In permaculture, the concept of zoning or sectors is fundamental. Zoning may vary according to the needs of each person or project.

As a rule, Zone 5 is a more wild area, with its main characteristic being ecological conservation and regeneration; in this zone, little or no intervention is made. It is a good observation and learning zone for how the ecosystem functions on its own.

In the context of forest management, Zone 5 is left to grow, fulfilling several functions of stability and ecological diversity, as well as maximizing rainwater infiltration in forested high zones.

Zone 5 is increasingly seen as a potential ally for activities such as hunting, forestry, tourism, pedagogy, and ecological restoration.

As a rule, in the context of a regenerative project, Zone 5 is seen as a mandatory matrix/pattern on each property, but adapted to the current context and circumstances.

1- Ridges, capturing water with forests: They are ecological safeguard zones, with afforestation using species of different strata, such as (among many others): Acer spp.; Arbutus unedo; Betula spp.; Craetagus monogyna; Erica spp; Juniperus oxycedrus; Lonicera implexa; Myrtus communis; Pinus pinea; Pistacia lentiscus; Pyrus pyraster; Quercus coccifera; Quercus faginea; Quercus lusitanica; Quercus suber; Thymus spp;

This ridge forest increases resilience in the face of natural disasters, while ensuring landscape hydration. This is the water-fixing forest, as it becomes a real sponge for rainwater over time. Here, rainwater infiltrates, soils are hydrated, and aquifers are recharged. Another equally important characteristic of this zone is the fact that in Portugal, these forests considerably increase local precipitation through the capture of Northwest and Southwest fog, also known as orographic rain.

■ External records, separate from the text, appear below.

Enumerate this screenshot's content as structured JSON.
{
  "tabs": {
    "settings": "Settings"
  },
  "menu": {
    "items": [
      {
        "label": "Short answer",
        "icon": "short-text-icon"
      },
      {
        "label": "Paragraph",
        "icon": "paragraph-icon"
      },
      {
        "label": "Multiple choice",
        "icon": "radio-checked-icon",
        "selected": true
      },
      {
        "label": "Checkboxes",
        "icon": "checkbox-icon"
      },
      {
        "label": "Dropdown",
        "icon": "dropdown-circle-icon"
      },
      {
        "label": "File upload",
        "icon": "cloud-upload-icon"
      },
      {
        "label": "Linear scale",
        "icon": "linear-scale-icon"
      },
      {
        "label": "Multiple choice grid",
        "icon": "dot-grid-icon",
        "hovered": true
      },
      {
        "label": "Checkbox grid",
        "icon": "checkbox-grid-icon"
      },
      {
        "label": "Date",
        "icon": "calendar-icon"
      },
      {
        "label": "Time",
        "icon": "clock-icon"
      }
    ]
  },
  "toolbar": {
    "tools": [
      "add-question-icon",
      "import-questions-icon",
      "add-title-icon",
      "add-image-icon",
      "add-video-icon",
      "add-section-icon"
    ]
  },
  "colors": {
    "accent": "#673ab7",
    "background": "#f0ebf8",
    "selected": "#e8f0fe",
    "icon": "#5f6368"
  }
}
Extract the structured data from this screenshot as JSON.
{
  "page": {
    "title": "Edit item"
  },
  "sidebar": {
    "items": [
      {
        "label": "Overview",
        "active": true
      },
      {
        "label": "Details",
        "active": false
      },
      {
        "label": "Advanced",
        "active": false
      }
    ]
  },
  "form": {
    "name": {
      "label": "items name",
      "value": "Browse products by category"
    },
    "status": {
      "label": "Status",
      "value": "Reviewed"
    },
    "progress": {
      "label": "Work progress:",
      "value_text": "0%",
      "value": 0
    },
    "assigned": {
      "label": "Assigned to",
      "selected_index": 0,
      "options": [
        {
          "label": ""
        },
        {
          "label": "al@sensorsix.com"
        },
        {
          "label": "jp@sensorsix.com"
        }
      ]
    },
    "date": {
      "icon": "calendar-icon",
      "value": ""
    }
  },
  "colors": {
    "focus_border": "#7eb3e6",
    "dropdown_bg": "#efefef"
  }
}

2- Streams and primary basins, holding water: Whether permanent or seasonal, the riparian galleries are reforested, restoring ecological functions and serving as ecological corridors for local biodiversity.

Once Zones 5 and riparian galleries are established, they become authentic corridors of life, considerably increasing humidity in the area. Among many others, here are some of the species, of different strata, to be introduced in waterways and primary watersheds: Populus spp.; Salix spp.; Alnus glutinosa; Fraxinus angustifolia; Tamarix africana; Sambucus nigra; Ulmus spp.; Laurus nobilis;

In these streams, the implementation of temporary ponds should be planned, sequenced valley after valley, and aligned contour whenever possible.

3- Permanent green corridors, network regeneration: Having ecological safeguard zones is of little or no use if they are not connected/communicating with each other: It is essential to interconnect the different elements of Zone 5 in a network to maximize their functions.

Green corridors are permanent forest strips that connect valley after valley, riparian zones. They must have a minimum width of 15m and be arranged in contour/level curve. These strips also have important functions in the context of human activities, such as windbreaks, fire retardant, erosion protection, avalanche/slide/flood protection, among many others.

Within this permanent “matrix,” we then integrate the essential human activities of rural populations, namely forest management, through mixed mosaics articulated in space and time, all based on a landscape hydration framework.